Review by Lucia Santiago Dantes
Jennifer Lawrence better known for her leading roles on Winter’s Bone and The Hunger games, not to mention her role as a Mystique in the X Men First Class returns to the big screen in the new movie “The House at the End of the Street” more a thriller than a horror flick, the story deals with a doctor named Sarah Cassidy (Elizabeth Shue better known for her starring role besides Tom Cruise in Cocktail) and her daughter Elissa (Lawrence) whose just moved to a small town after Sarah’s divorce. Soon they start to mingle with the residents and discover there’s a morbid story in town about a girl who killed her parents. It is unclear what happened with her as the entire story has been retold so many times it became a not so urban legend. The real thing left about the story is that the oldest son of the family still survives and lives in the house Ryan Jacobson (Max Thieriot). Elissa meets him by chance after walking out from a house party. Ryan and Elissa became good friends after that incident but contrary to her expectations, her mother is upset about that friendship. Soon we realize that Ryan is hiding her sister at home and little by little we start to figure out the real story of the house until we realize that the people and Elissa’s mother weren’t that mistaken on their judgement.
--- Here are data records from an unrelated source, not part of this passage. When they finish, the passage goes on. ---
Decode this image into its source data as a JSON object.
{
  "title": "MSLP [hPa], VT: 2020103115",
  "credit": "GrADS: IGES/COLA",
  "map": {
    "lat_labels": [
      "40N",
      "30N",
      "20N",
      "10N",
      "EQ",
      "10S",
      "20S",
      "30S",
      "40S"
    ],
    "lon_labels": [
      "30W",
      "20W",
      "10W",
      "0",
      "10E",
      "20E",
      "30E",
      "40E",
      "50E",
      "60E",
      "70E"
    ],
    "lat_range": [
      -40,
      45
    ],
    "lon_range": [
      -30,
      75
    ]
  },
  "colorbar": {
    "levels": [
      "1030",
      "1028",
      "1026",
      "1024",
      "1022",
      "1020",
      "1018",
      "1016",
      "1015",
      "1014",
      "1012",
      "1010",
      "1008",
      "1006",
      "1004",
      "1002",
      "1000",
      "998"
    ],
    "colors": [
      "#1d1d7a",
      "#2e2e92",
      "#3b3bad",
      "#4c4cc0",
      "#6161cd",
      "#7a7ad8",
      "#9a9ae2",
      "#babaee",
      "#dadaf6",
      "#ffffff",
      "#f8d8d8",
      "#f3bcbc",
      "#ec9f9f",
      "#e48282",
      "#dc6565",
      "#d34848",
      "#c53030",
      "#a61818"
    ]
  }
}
I still have mixed feelings about this movie. For a moment you kind of want to believe this is a horror movie to soon realize that it is 90% a thriller and the only 10% of horror is based on horror cliche film tricks based on sounds, sudden camera movement and editing rather than an actual horror film, which I find very disappointing. As for the thriller, it is based partly on what it seems a dementia patient rather than a serial killer but at the end, glad it didn’t go completely in that direction. Although it kind of goes… well you have to watch it to know what I mean.
The film was shot in Ottawa, Ontario, Canada. Directed by Mark Tonderai a radio DJ turned into actor/producer/director for TV and lately for films.